A mouth full – for better or worst

This post deals with the role of Oral Probiotics. My model of CFS is that it is a microbiome (gut bacteria) dysfunction that has become stable. The first question is a real simple one: How did the bad bacteria get to your gut? The answer is real simple — through your mouth? A kiss from a friend, a lick from a pet, air bacteria landing on food, bacteria on dust. The bad bacteria while you were sick found your gut much more friendly than usual and they survived and prosper. Your illness, stress level, immune response to vaccine allow the bacteria to take up residence.

The CFS gut has low biodiversity — how do you correct that! Again thru the mouth, either thru probiotics or food. At this point, my wife would say… oh no, here comes the “A spoon full of dirt make the autoimmune go down” jingle is about to happen. In other words, the hygiene hypothesis.

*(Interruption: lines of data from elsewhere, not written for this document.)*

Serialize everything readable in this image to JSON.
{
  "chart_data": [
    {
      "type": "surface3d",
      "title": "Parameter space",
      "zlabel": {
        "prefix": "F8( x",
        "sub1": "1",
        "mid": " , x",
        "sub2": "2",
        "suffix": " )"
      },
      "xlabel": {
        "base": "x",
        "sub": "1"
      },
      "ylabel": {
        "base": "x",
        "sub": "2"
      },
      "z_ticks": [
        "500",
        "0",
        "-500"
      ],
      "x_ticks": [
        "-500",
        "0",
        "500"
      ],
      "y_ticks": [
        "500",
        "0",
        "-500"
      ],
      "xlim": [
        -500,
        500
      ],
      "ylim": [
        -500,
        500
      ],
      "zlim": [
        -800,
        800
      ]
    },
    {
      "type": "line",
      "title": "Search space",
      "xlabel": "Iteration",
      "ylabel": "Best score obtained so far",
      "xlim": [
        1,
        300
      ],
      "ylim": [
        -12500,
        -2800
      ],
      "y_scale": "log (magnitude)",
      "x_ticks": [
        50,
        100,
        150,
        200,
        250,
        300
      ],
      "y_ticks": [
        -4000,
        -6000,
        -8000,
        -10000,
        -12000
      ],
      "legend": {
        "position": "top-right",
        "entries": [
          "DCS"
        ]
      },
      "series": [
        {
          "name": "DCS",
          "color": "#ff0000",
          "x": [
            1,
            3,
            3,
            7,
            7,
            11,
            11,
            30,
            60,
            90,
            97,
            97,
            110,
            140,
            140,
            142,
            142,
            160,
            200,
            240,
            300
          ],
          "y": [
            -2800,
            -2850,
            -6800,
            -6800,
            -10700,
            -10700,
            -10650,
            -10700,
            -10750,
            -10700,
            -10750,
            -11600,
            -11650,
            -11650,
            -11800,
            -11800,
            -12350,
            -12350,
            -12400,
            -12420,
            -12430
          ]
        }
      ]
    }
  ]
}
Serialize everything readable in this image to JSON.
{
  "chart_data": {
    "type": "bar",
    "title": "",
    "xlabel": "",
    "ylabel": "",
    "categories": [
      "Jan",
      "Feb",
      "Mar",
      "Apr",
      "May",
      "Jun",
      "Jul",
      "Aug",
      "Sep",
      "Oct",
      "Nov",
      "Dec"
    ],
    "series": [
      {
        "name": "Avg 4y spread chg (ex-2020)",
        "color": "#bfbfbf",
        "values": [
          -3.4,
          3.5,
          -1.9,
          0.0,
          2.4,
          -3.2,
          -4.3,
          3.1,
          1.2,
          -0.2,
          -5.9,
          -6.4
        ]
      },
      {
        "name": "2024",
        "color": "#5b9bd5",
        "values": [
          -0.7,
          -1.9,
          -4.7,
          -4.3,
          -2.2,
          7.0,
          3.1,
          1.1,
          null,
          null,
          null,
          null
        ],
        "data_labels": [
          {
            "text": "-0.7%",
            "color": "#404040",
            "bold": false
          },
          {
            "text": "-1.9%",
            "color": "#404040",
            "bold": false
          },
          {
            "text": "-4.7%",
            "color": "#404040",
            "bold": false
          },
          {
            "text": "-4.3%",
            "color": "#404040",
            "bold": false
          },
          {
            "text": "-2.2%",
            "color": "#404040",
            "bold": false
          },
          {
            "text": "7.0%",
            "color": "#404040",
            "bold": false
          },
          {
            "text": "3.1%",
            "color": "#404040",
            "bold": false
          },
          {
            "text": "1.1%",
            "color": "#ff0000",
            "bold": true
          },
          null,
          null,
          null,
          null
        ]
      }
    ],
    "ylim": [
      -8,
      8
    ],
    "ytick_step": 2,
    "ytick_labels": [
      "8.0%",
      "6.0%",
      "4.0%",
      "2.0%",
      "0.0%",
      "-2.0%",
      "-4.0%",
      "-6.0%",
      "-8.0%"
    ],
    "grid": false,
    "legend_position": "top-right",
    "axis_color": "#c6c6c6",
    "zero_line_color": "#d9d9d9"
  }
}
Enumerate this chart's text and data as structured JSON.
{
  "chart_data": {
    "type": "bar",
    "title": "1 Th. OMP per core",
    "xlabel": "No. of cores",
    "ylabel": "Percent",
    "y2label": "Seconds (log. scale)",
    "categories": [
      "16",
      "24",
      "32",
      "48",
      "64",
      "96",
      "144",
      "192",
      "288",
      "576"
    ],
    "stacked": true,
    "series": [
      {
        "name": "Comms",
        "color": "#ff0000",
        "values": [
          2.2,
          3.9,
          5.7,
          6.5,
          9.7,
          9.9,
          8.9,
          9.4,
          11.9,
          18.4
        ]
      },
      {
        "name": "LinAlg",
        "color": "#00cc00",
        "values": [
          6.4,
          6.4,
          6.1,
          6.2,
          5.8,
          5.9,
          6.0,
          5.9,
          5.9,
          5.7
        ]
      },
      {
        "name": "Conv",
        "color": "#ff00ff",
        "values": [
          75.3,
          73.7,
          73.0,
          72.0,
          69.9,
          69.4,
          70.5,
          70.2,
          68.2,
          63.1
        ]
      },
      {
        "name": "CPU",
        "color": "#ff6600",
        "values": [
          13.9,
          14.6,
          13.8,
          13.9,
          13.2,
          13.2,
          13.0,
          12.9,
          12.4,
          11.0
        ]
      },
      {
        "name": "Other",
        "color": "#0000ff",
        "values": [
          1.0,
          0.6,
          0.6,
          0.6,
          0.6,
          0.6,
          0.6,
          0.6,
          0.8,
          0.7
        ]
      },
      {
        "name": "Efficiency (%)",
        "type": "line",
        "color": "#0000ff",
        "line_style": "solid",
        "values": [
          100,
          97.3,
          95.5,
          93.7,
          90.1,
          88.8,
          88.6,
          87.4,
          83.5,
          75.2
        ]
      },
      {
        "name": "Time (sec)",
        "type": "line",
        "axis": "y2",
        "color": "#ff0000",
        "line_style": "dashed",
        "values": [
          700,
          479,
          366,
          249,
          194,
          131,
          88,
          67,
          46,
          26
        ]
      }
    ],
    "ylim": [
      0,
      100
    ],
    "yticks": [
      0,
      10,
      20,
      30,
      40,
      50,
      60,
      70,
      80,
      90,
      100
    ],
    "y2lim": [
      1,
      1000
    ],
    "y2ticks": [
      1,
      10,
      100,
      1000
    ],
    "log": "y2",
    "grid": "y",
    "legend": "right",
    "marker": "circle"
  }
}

In the land of CFSers, there is often talk about reserves of infections. If we are talking about gut bacteria dysfunction, we have to consider the bacteria in the mouth as being a reserve for potentially dysfunctional bacteria.  Bacteria that will tag among on your next swallow and attempt to reinfect your gut. Yes, you could brush your teeth and use a mouth wash — but would it not be better to then repopulate with non-harmful bacteria then trust random bacteria? Today there are several oral probiotics available, including:

  • Now Foods OralBiotic on Amazon (60 capsule for $14) – Streptococcus salivarius BLIS K12
  • Oragenics Evora Plus Probiotic on Amazon (30 mints for $16) – Streptococcus oralis, Streptococcus uberis, and Streptococcus rattus
  • Swanson Oral Probiotic: Blis K12® S. salivarius, L. rhamnosus, L. plantarum, L. reuteri, L. paracasei, L. salivarius
    • This one was a delight to find because it contains L.Reuteri which is hard to find in a probiotic. This one looks the most promising of all of the Oral Probiotics.

Recently, the question of “soil bacteria” came up in a comment. It seems that while they are often found in the soil they are also found in healthy human guts BUT many of them do a disappearing act in the gut of a CFS person. So, the pointed question is how do you restore biodiversity of gut bacteria to become healthy– that is the question that must really be answered. Eating yogurt will never do that.

To me, Prescript Assist is a start, having an organic garden and not washing every strawberry or blueberry before eating them is also a risk that I am willing to do.

What is your answers to this question? “Somehow” is not an answer — it is an evasion.